Wilsonville High School (WVHS) is a four-year suburban, public high school in Wilsonville, Oregon, United States and is part of the West Linn-Wilsonville School District.

== History ==
Wilsonville High School is the first and only high school located in Wilsonville. Prior to its opening in 1995, students residing in the area were required to commute—often by bus—to West Linn in order to attend West Linn High School, or alternatively enroll in high schools in neighboring communities.

At the time of its inauguration, the school was informally referred to as "high tech high", a nickname that reflected its emphasis on technological integration.

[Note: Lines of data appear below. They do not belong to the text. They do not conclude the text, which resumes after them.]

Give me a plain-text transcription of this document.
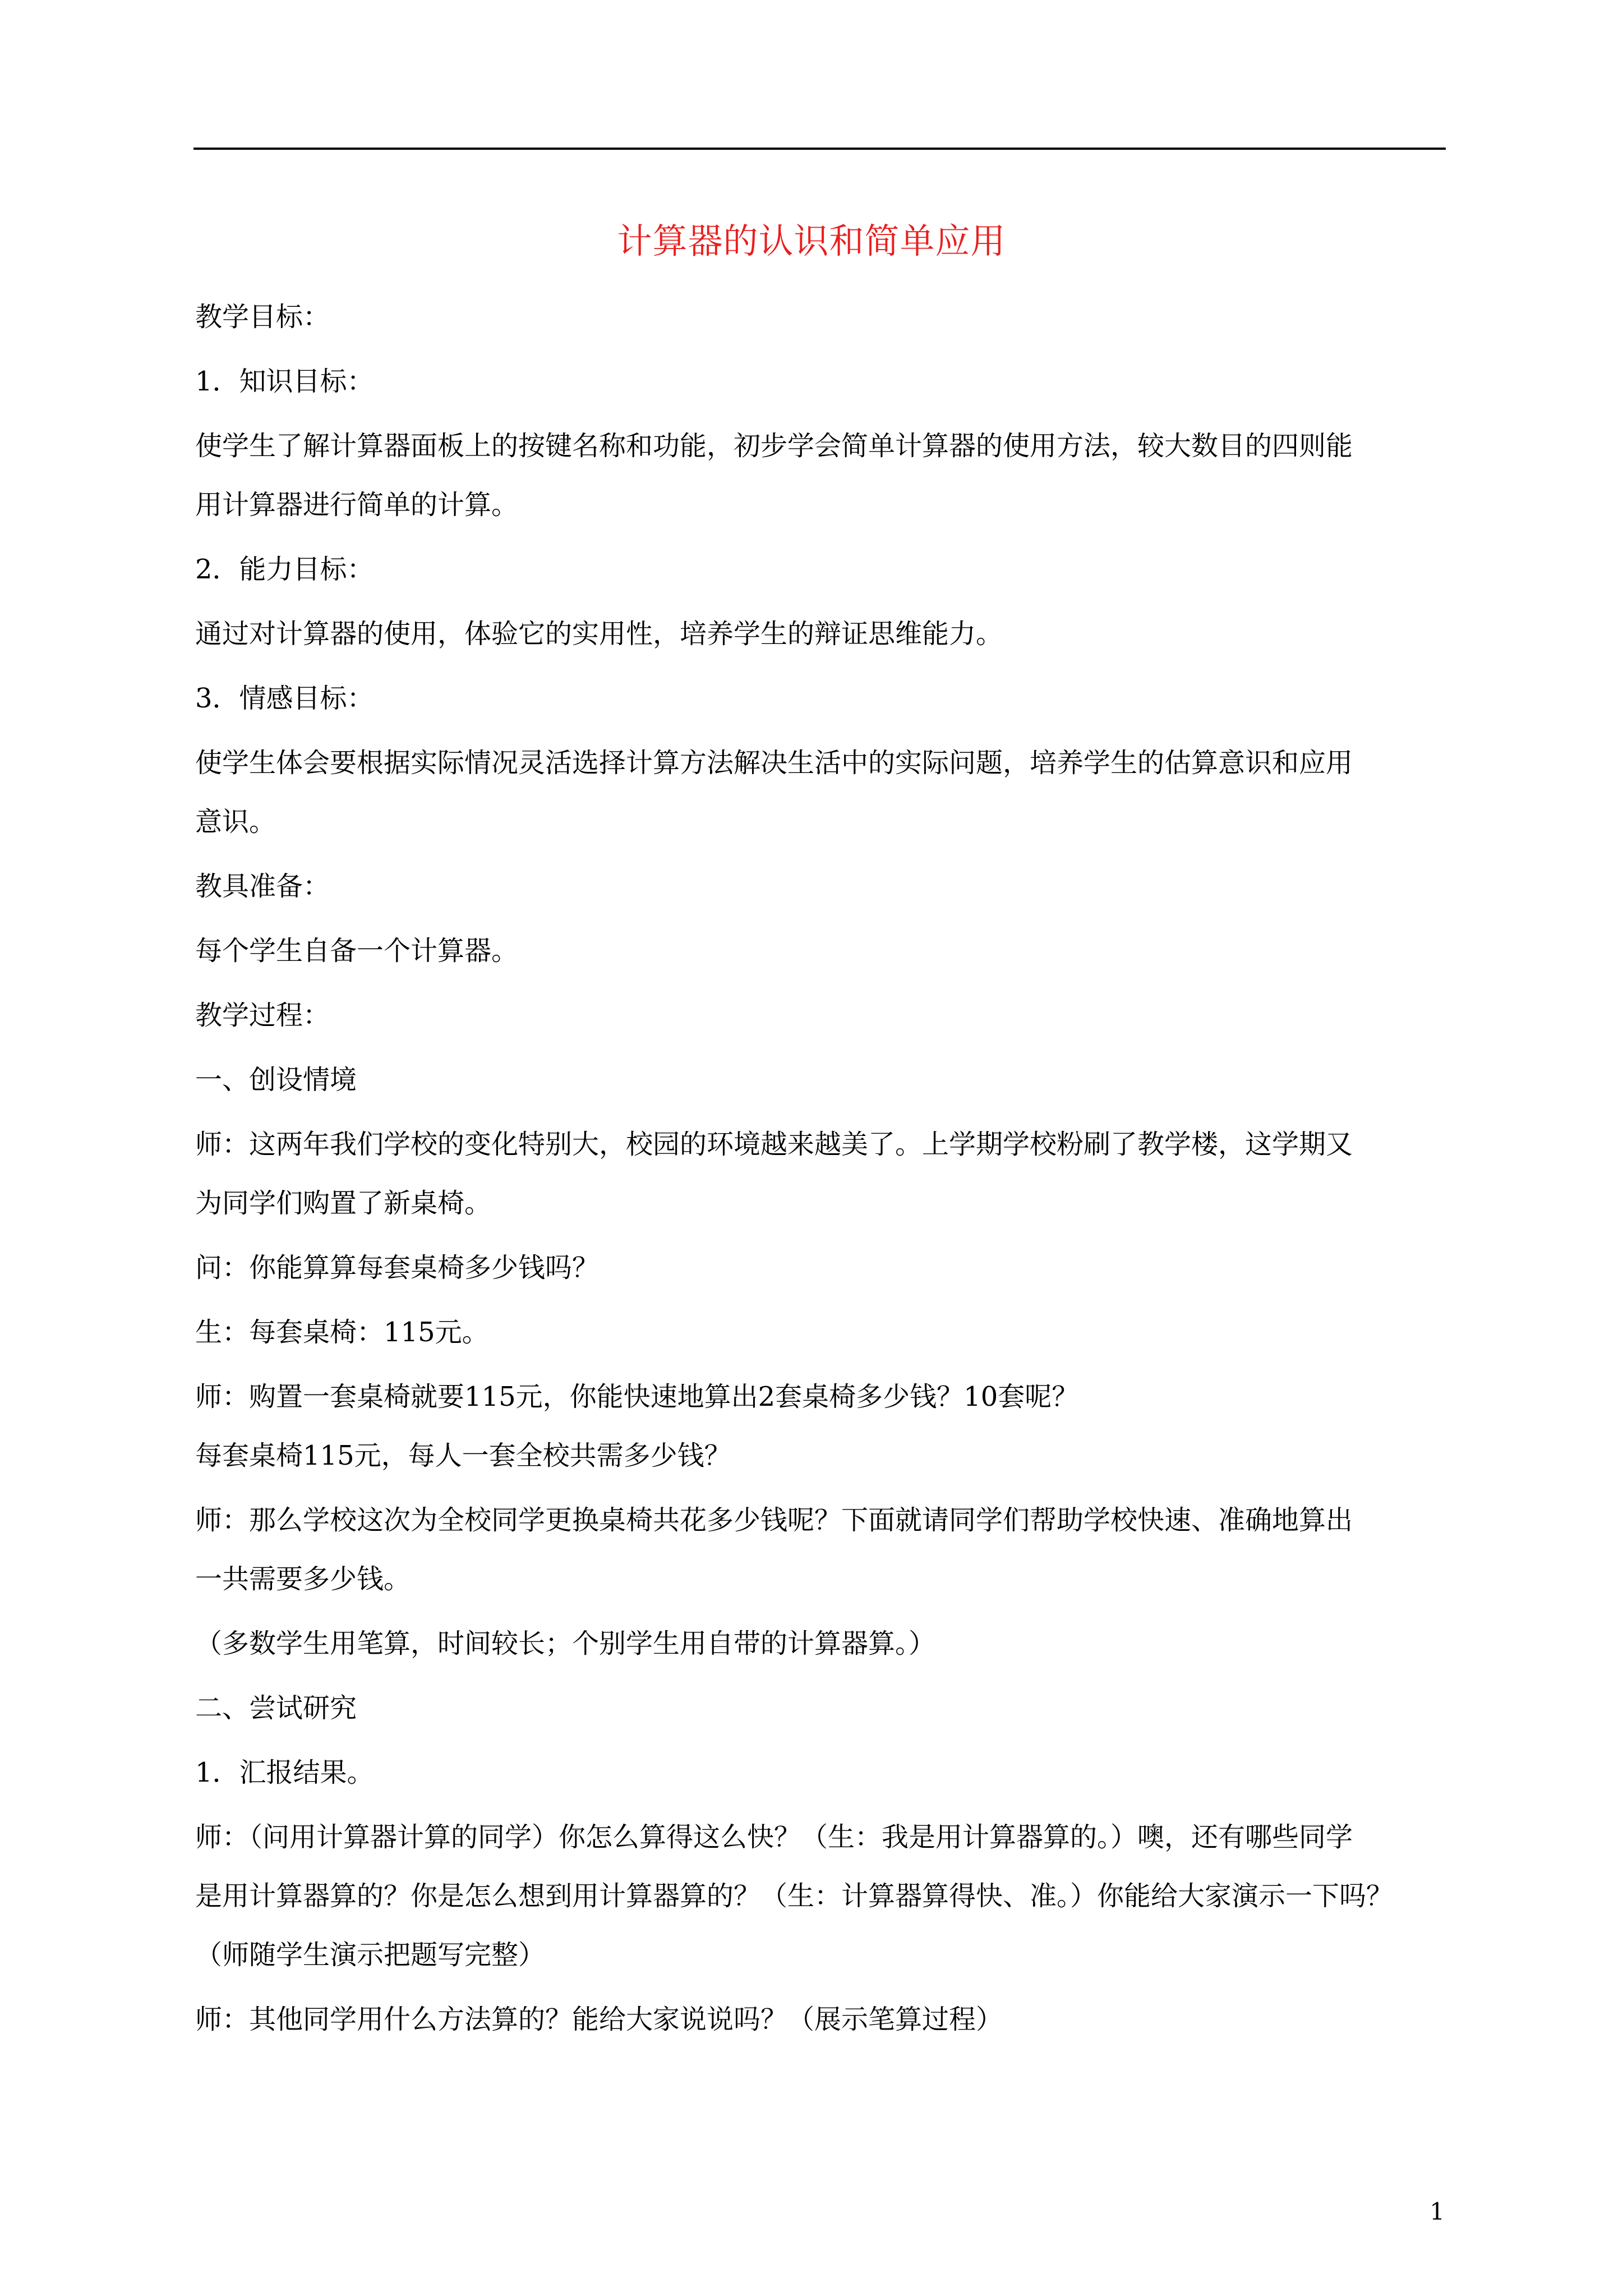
计算器的认识和简单应用

教学目标：

1．知识目标：

使学生了解计算器面板上的按键名称和功能，初步学会简单计算器的使用方法，较大数目的四则能

用计算器进行简单的计算。

2．能力目标：

通过对计算器的使用，体验它的实用性，培养学生的辩证思维能力。

3．情感目标：

使学生体会要根据实际情况灵活选择计算方法解决生活中的实际问题，培养学生的估算意识和应用

意识。

教具准备：

每个学生自备一个计算器。

教学过程：

一、创设情境

师：这两年我们学校的变化特别大，校园的环境越来越美了。上学期学校粉刷了教学楼，这学期又

为同学们购置了新桌椅。

问：你能算算每套桌椅多少钱吗？

生：每套桌椅：115元。

师：购置一套桌椅就要115元，你能快速地算出2套桌椅多少钱？10套呢？

每套桌椅115元，每人一套全校共需多少钱？

师：那么学校这次为全校同学更换桌椅共花多少钱呢？下面就请同学们帮助学校快速、准确地算出

一共需要多少钱。

（多数学生用笔算，时间较长；个别学生用自带的计算器算。）

二、尝试研究

1．汇报结果。

师：（问用计算器计算的同学）你怎么算得这么快？（生：我是用计算器算的。）噢，还有哪些同学

是用计算器算的？你是怎么想到用计算器算的？（生：计算器算得快、准。）你能给大家演示一下吗？

（师随学生演示把题写完整）

师：其他同学用什么方法算的？能给大家说说吗？（展示笔算过程）

1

Contemporary reports highlighted the availability of networked computers in classrooms and the provision of internet access to all students—features that were comparatively uncommon in secondary education at the time.

Until 2023, the school lacked a dedicated and adequately equipped performing arts facility; its existing auditorium was considered insufficient in both size and technical capacity. Following the approval of a district bond measure in 2019, a substantial expansion project—approximately 30,000 square feet—was undertaken. This development included the construction of a new 600-seat auditorium and a black box theater.

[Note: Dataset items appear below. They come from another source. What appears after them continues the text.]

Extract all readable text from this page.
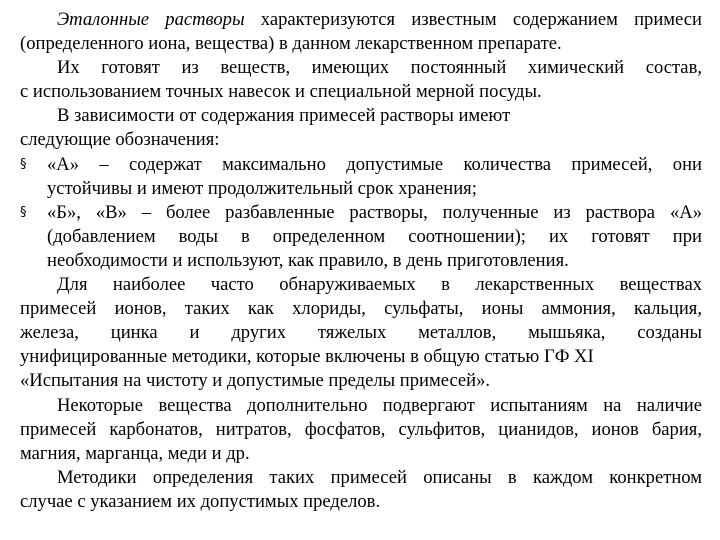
Эталонные растворы характеризуются известным содержанием примеси
(определенного иона, вещества) в данном лекарственном препарате.
Их готовят из веществ, имеющих постоянный химический состав,
с использованием точных навесок и специальной мерной посуды.
В зависимости от содержания примесей растворы имеют
следующие обозначения:
§	«А» – содержат максимально допустимые количества примесей, они
устойчивы и имеют продолжительный срок хранения;
§	«Б», «В» – более разбавленные растворы, полученные из раствора «А»
(добавлением воды в определенном соотношении); их готовят при
необходимости и используют, как правило, в день приготовления.
Для наиболее часто обнаруживаемых в лекарственных веществах
примесей ионов, таких как хлориды, сульфаты, ионы аммония, кальция,
железа, цинка и других тяжелых металлов, мышьяка, созданы
унифицированные методики, которые включены в общую статью ГФ XI
«Испытания на чистоту и допустимые пределы примесей».
Некоторые вещества дополнительно подвергают испытаниям на наличие
примесей карбонатов, нитратов, фосфатов, сульфитов, цианидов, ионов бария,
магния, марганца, меди и др.
Методики определения таких примесей описаны в каждом конкретном
случае с указанием их допустимых пределов.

Subsequently, the former auditorium space was repurposed to support career and technical education programs. The renovated area now houses facilities such as a wood shop, a robotics laboratory, and additional general-purpose classrooms.

==Academics==
In 2016, Wilsonville High School received a silver ranking from U.S. News & World Report, and was ranked 7th in the state. Standardized test scores show Wilsonville above the state average in reading, writing, math and science.

In 2024, 95% of the school's seniors received a high school diploma. Of 316 students, 300 graduated, 15 dropped out, and one returned for another year of school.